The camp site we stayed at didn’t have a functional WiFi so we were without contact unfortunately. So we strove out to Genova arriving at about 11.00am. We found a park near the harbor.
Genova is THE major port of Italy. We counted 6 big passenger ships along the harbour. It also has a major ship building industry so there were a couple of ships at different stages of completion. It also has narrow, twisting streets, almost like Morocco.
We saw a small section of the only remaining old city wall which was built in 1155. The old town was established by significant family dynasties in 13th
centuries, the 2 most significant being the Garibaldi and Balbi families. There are 2 streets carrying these names and both are lined with magnificent buildings, many of which were used by important visitors to the city in the early centuries.

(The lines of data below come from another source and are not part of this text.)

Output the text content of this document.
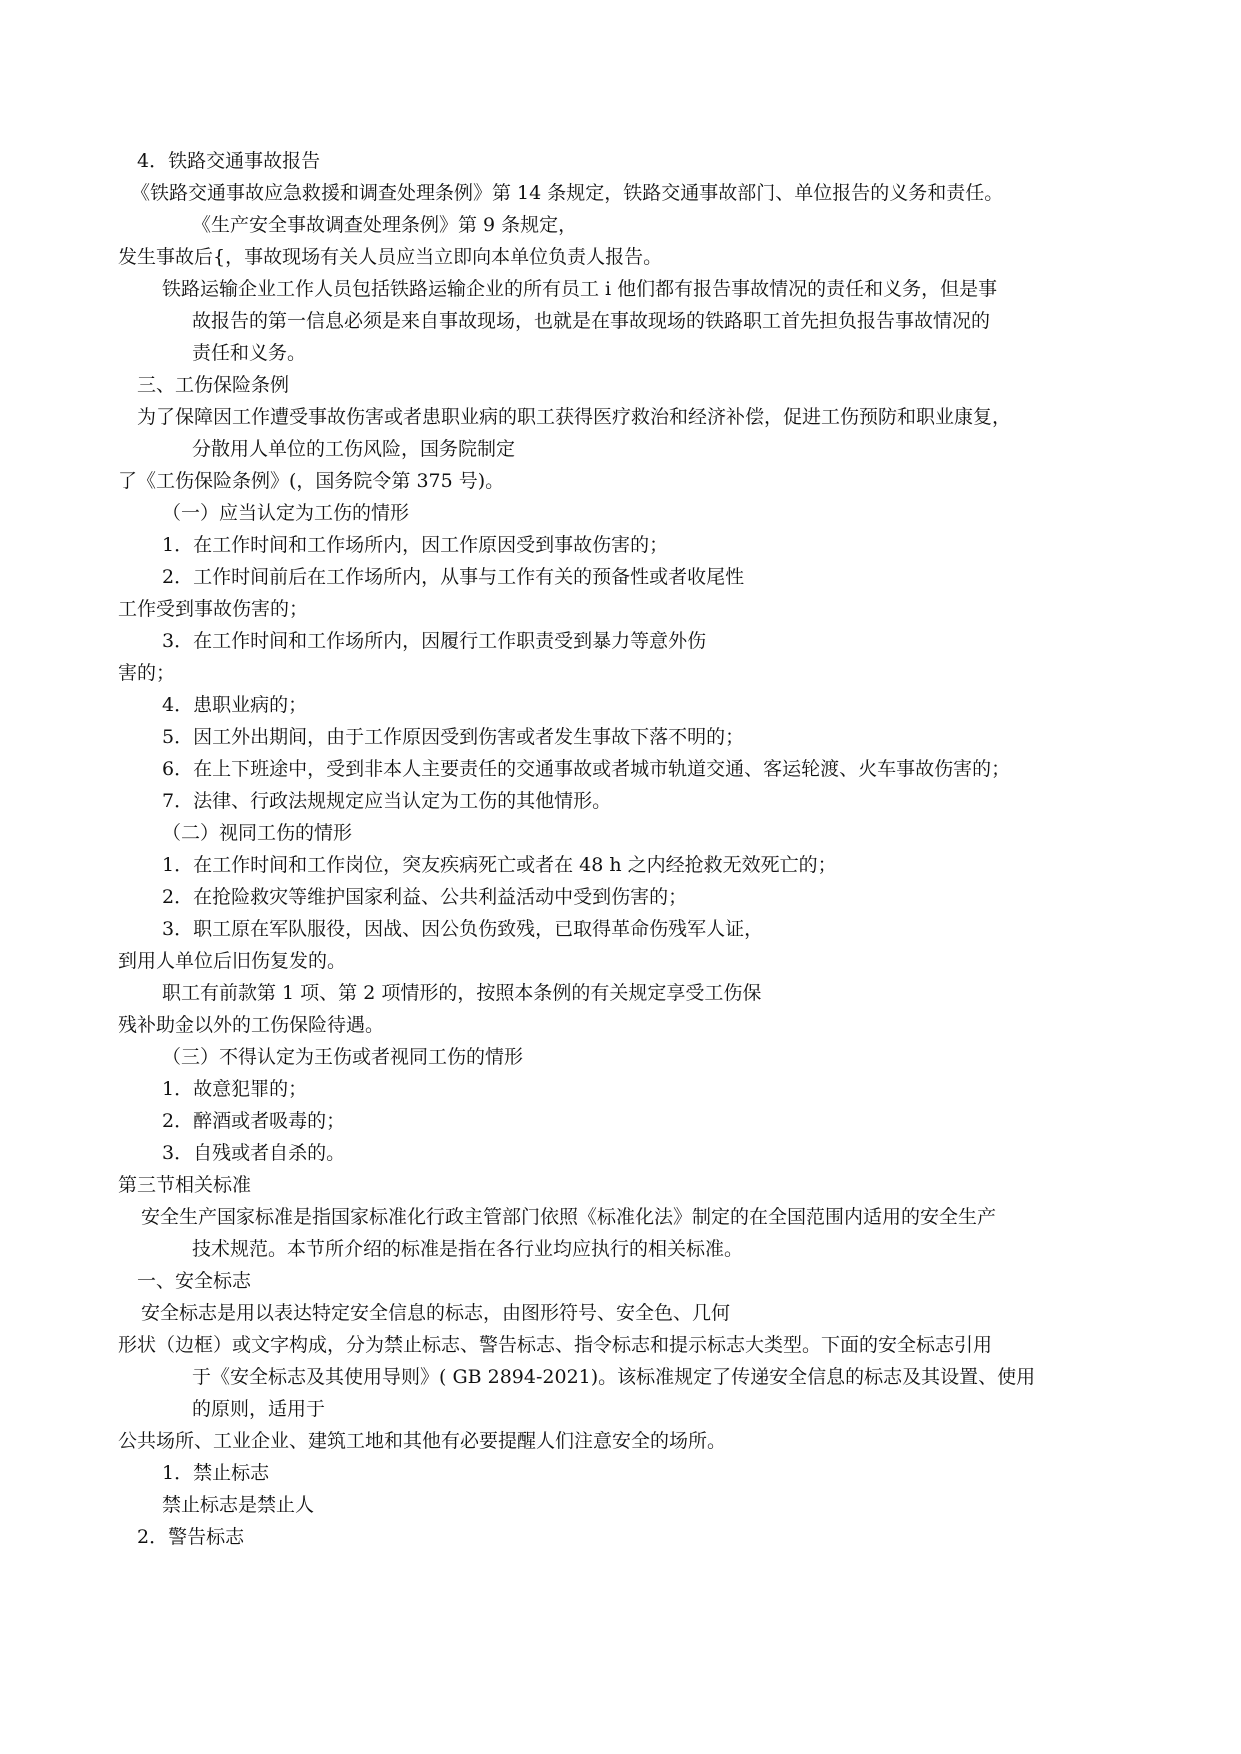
4．铁路交通事故报告

《铁路交通事故应急救援和调查处理条例》第 14 条规定，铁路交通事故部门、单位报告的义务和责任。

《生产安全事故调查处理条例》第 9 条规定，

发生事故后{，事故现场有关人员应当立即向本单位负责人报告。

铁路运输企业工作人员包括铁路运输企业的所有员工 i 他们都有报告事故情况的责任和义务，但是事

故报告的第一信息必须是来自事故现场，也就是在事故现场的铁路职工首先担负报告事故情况的

责任和义务。

三、工伤保险条例

为了保障因工作遭受事故伤害或者患职业病的职工获得医疗救治和经济补偿，促进工伤预防和职业康复，

分散用人单位的工伤风险，国务院制定

了《工伤保险条例》(，国务院令第 375 号)。

（一）应当认定为工伤的情形

1．在工作时间和工作场所内，因工作原因受到事故伤害的；

2．工作时间前后在工作场所内，从事与工作有关的预备性或者收尾性

工作受到事故伤害的；

3．在工作时间和工作场所内，因履行工作职责受到暴力等意外伤

害的；

4．患职业病的；

5．因工外出期间，由于工作原因受到伤害或者发生事故下落不明的；

6．在上下班途中，受到非本人主要责任的交通事故或者城市轨道交通、客运轮渡、火车事故伤害的；

7．法律、行政法规规定应当认定为工伤的其他情形。

（二）视同工伤的情形

1．在工作时间和工作岗位，突友疾病死亡或者在 48 h 之内经抢救无效死亡的；

2．在抢险救灾等维护国家利益、公共利益活动中受到伤害的；

3．职工原在军队服役，因战、因公负伤致残，已取得革命伤残军人证，

到用人单位后旧伤复发的。

职工有前款第 1 项、第 2 项情形的，按照本条例的有关规定享受工伤保

残补助金以外的工伤保险待遇。

（三）不得认定为王伤或者视同工伤的情形

1．故意犯罪的；

2．醉酒或者吸毒的；

3．自残或者自杀的。

第三节相关标准

安全生产国家标准是指国家标准化行政主管部门依照《标准化法》制定的在全国范围内适用的安全生产

技术规范。本节所介绍的标准是指在各行业均应执行的相关标准。

一、安全标志

安全标志是用以表达特定安全信息的标志，由图形符号、安全色、几何

形状（边框）或文字构成，分为禁止标志、警告标志、指令标志和提示标志大类型。下面的安全标志引用

于《安全标志及其使用导则》( GB 2894-2021)。该标准规定了传递安全信息的标志及其设置、使用

的原则，适用于

公共场所、工业企业、建筑工地和其他有必要提醒人们注意安全的场所。

1．禁止标志

禁止标志是禁止人

2．警告标志
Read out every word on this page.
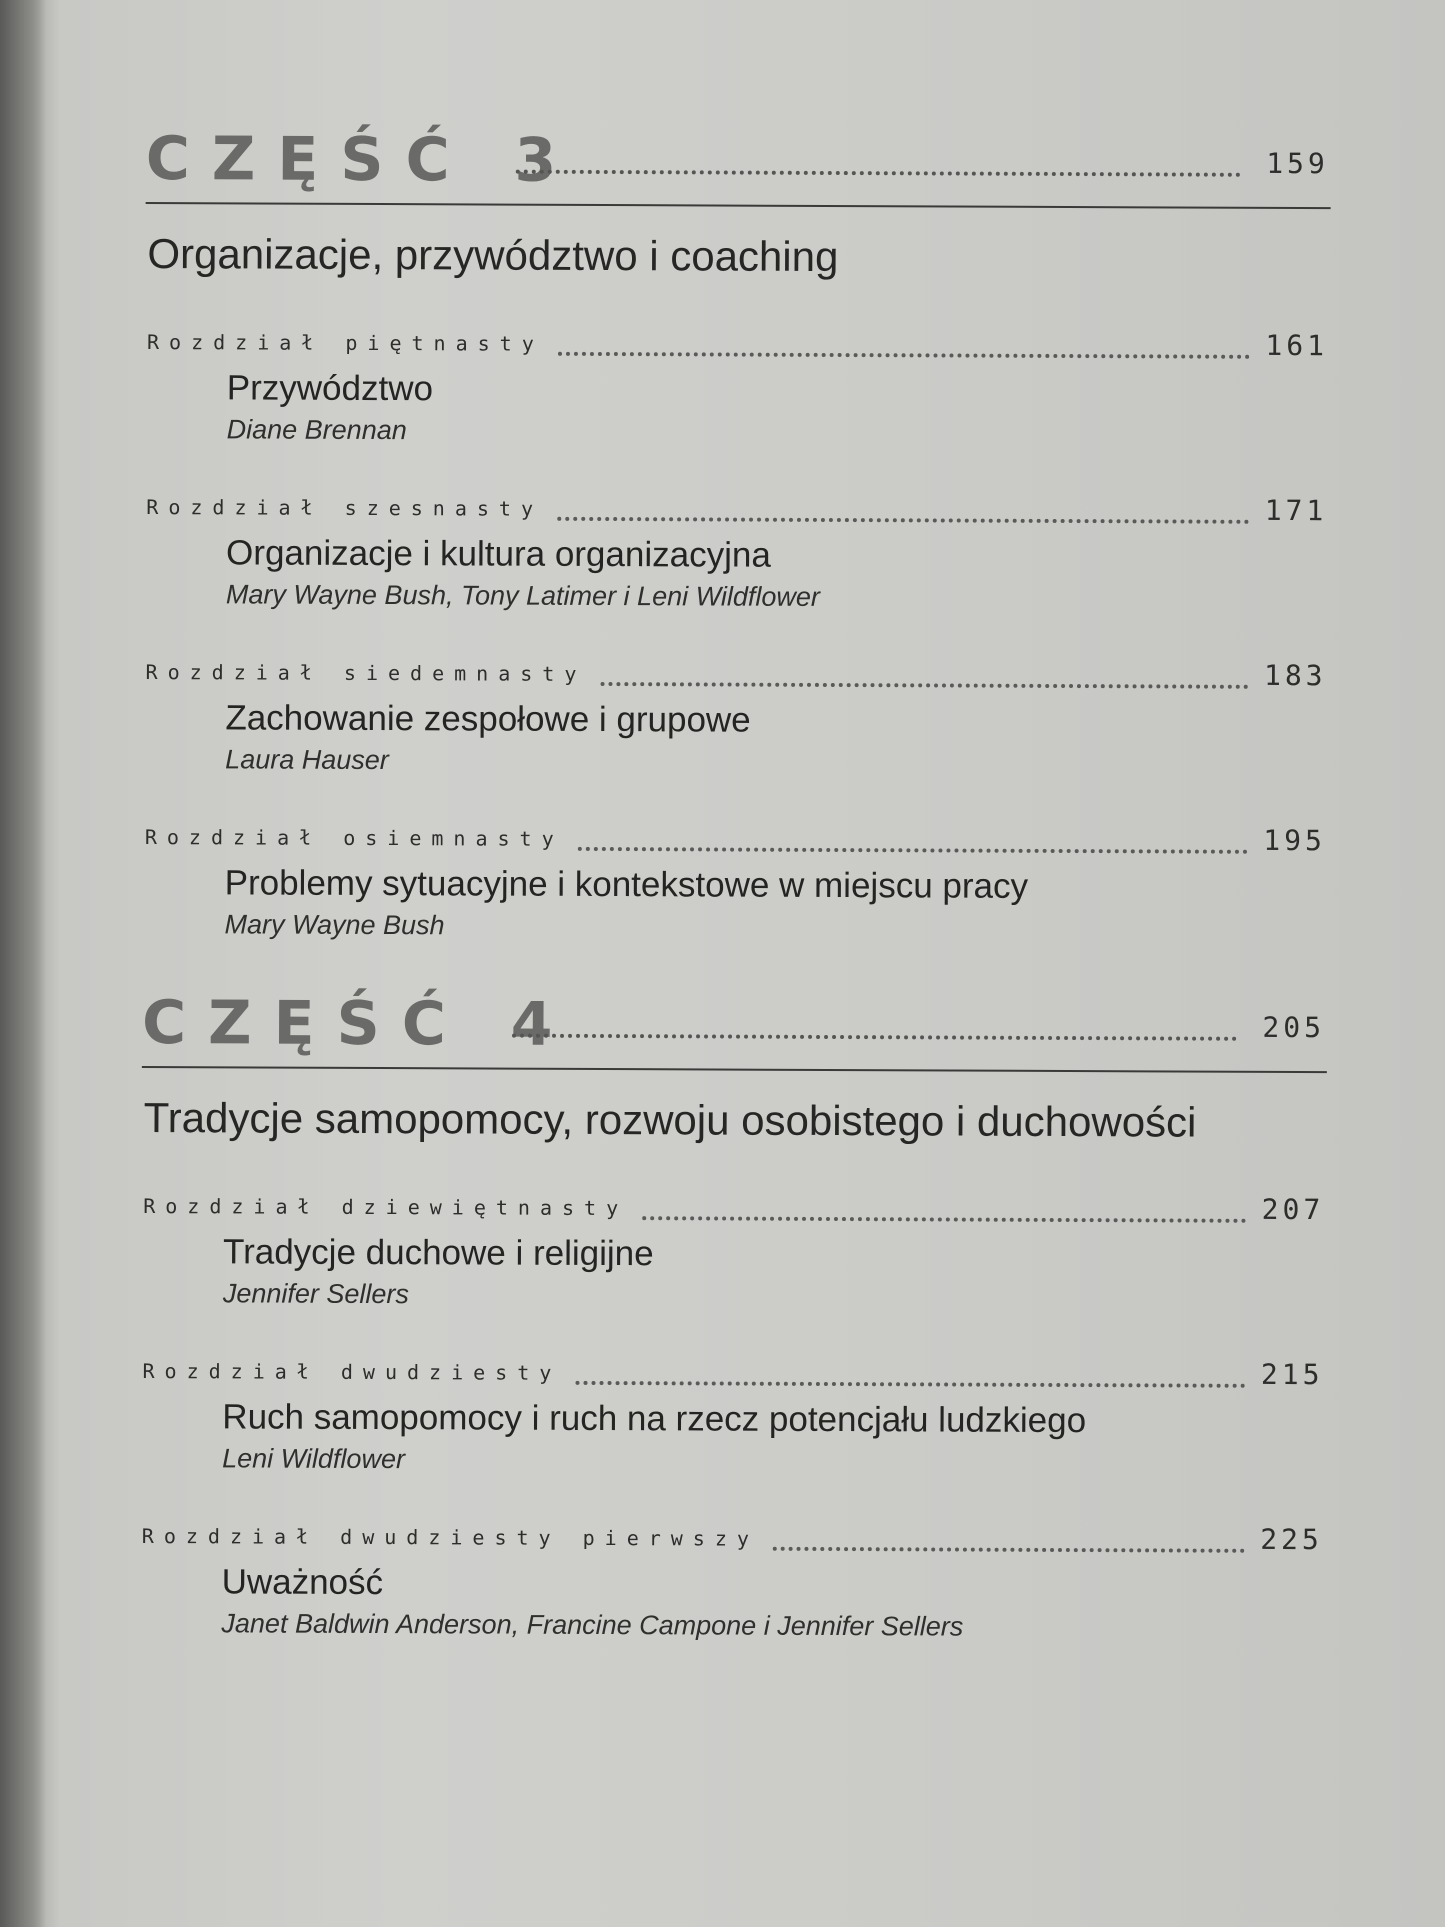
CZĘŚĆ 3	159
Organizacje, przywództwo i coaching
Rozdział piętnasty	161
Przywództwo
Diane Brennan
Rozdział szesnasty	171
Organizacje i kultura organizacyjna
Mary Wayne Bush, Tony Latimer i Leni Wildflower
Rozdział siedemnasty	183
Zachowanie zespołowe i grupowe
Laura Hauser
Rozdział osiemnasty	195
Problemy sytuacyjne i kontekstowe w miejscu pracy
Mary Wayne Bush
CZĘŚĆ 4	205
Tradycje samopomocy, rozwoju osobistego i duchowości
Rozdział dziewiętnasty	207
Tradycje duchowe i religijne
Jennifer Sellers
Rozdział dwudziesty	215
Ruch samopomocy i ruch na rzecz potencjału ludzkiego
Leni Wildflower
Rozdział dwudziesty pierwszy	225
Uważność
Janet Baldwin Anderson, Francine Campone i Jennifer Sellers
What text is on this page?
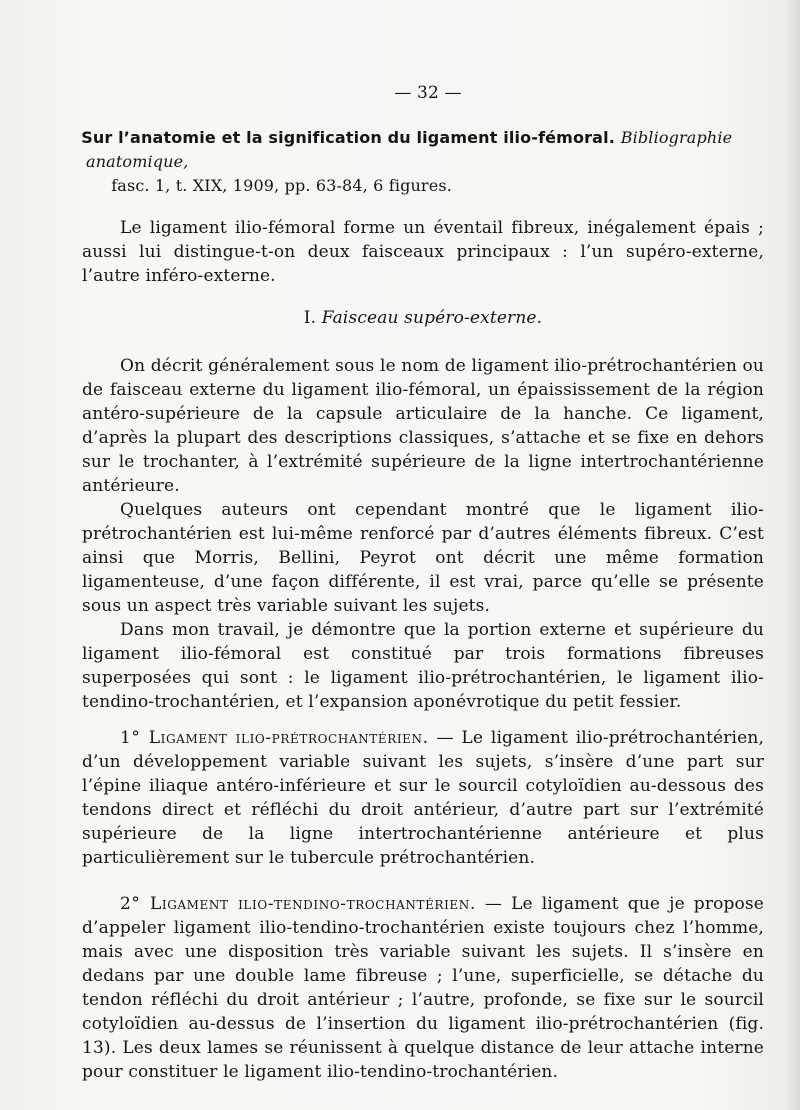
— 32 —
Sur l’anatomie et la signification du ligament ilio-fémoral. Bibliographie anatomique,
fasc. 1, t. XIX, 1909, pp. 63-84, 6 figures.

Le ligament ilio-fémoral forme un éventail fibreux, inégalement épais ; aussi lui distingue-t-on deux faisceaux principaux : l’un supéro-externe, l’autre inféro-externe.

I. Faisceau supéro-externe.

On décrit généralement sous le nom de ligament ilio-prétrochantérien ou de faisceau externe du ligament ilio-fémoral, un épaississement de la région antéro-supérieure de la capsule articulaire de la hanche. Ce ligament, d’après la plupart des descriptions classiques, s’attache et se fixe en dehors sur le trochanter, à l’extrémité supérieure de la ligne intertrochantérienne antérieure.

Quelques auteurs ont cependant montré que le ligament ilio-prétrochantérien est lui-même renforcé par d’autres éléments fibreux. C’est ainsi que Morris, Bellini, Peyrot ont décrit une même formation ligamenteuse, d’une façon différente, il est vrai, parce qu’elle se présente sous un aspect très variable suivant les sujets.

Dans mon travail, je démontre que la portion externe et supérieure du ligament ilio-fémoral est constitué par trois formations fibreuses superposées qui sont : le ligament ilio-prétrochantérien, le ligament ilio-tendino-trochantérien, et l’expansion aponévrotique du petit fessier.

1° Ligament ilio-prétrochantérien. — Le ligament ilio-prétrochantérien, d’un développement variable suivant les sujets, s’insère d’une part sur l’épine iliaque antéro-inférieure et sur le sourcil cotyloïdien au-dessous des tendons direct et réfléchi du droit antérieur, d’autre part sur l’extrémité supérieure de la ligne intertrochantérienne antérieure et plus particulièrement sur le tubercule prétrochantérien.

2° Ligament ilio-tendino-trochantérien. — Le ligament que je propose d’appeler ligament ilio-tendino-trochantérien existe toujours chez l’homme, mais avec une disposition très variable suivant les sujets. Il s’insère en dedans par une double lame fibreuse ; l’une, superficielle, se détache du tendon réfléchi du droit antérieur ; l’autre, profonde, se fixe sur le sourcil cotyloïdien au-dessus de l’insertion du ligament ilio-prétrochantérien (fig. 13). Les deux lames se réunissent à quelque distance de leur attache interne pour constituer le ligament ilio-tendino-trochantérien.
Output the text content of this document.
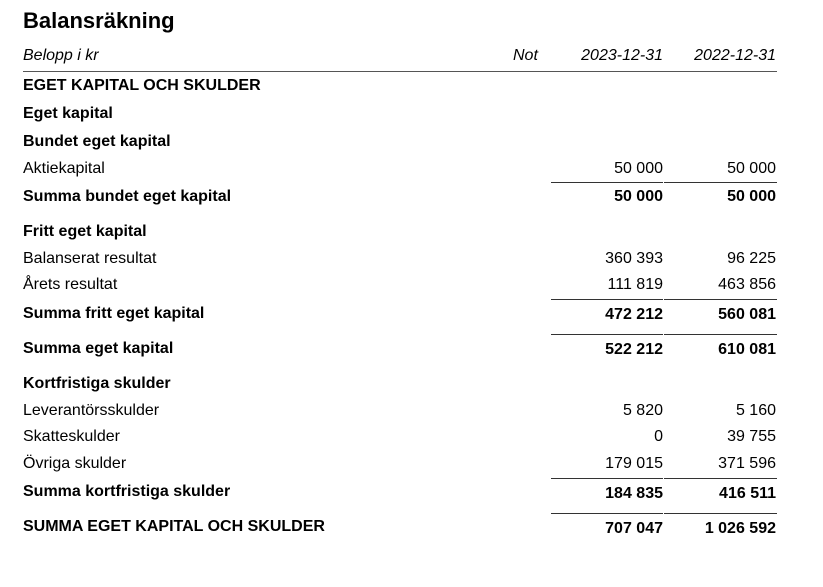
Balansräkning
Belopp i kr	Not	2023-12-31 2022-12-31
EGET KAPITAL OCH SKULDER
Eget kapital
Bundet eget kapital
Aktiekapital	50 000	50 000
Summa bundet eget kapital	50 000	50 000
Fritt eget kapital
Balanserat resultat	360 393	96 225
Årets resultat	111 819	463 856
Summa fritt eget kapital	472 212	560 081
Summa eget kapital	522 212	610 081
Kortfristiga skulder
Leverantörsskulder	5 820	5 160
Skatteskulder	0	39 755
Övriga skulder	179 015	371 596
Summa kortfristiga skulder	184 835	416 511
SUMMA EGET KAPITAL OCH SKULDER	707 047	1 026 592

It took us about ½ hour to get to
the old town which was perched up on the hill. We wandered through the narrow streets and suddenly we would come to a square which had a building full of the cities history. The most significant we saw were:
· The old University (1634) with large numbers of students in it
· Palazzo Reale, a one-time residence of the King of Savoy which is of Rocco design
· The gothic San Lorenzo Cathedral
· Statue of Christopher Columbus whom they claim was born in Genova
· The Maritime Museum (Galata Museo del Mare)
· The redesigned ancient harbour done in 1992 for the 500th
anniversary of the voyage to Columbus to America.
As the rain had eased while we were looking through the Maritime Museum, we walked about 4 kms back to the motor home and headed for Portofino.
Portofino is on its own little peninsula. There was a narrow road going to it. The scenery was beautiful along the coast. There were many buildings that had paintings around the doors and windows making them look as though they had 3 dimensional window frames and architraves. One must have at least $1000
a night to stay in most places in Portofino.
As we were driving out to the town, 2 separate men waved their finger at us and shaking their head. We started to think that motor homes were not allowed to drive into Portofino. All of a sudden we came to a dead end and we were in the centre of town. As we were trying to turn around, a policeman came up to us and told us that camping cars are not allowed to park in town so we turned around and drove out.
The next town was Santa Margherita which was yet another beautiful seaside town and is a favourite place for Europeans’ summer holidays.
It was getting late in the afternoon and as we were discovering that campsites were closing altogether or their receptions closed early, we set our GPS for a camp site at Sesti Levante, Mare Monti Campeggio which was in the hinterland up on a cliff with spectacular views of the Mediterranean. It wasn’t the most exciting campsite and its WiFi was not working but we had electricity. We met a couple from Holland who gave us some great hints about travelling
in Italy at this time of the year as they have travelled extensively as their daughter lives in Italy.
The next day we were off to Cinque Terre.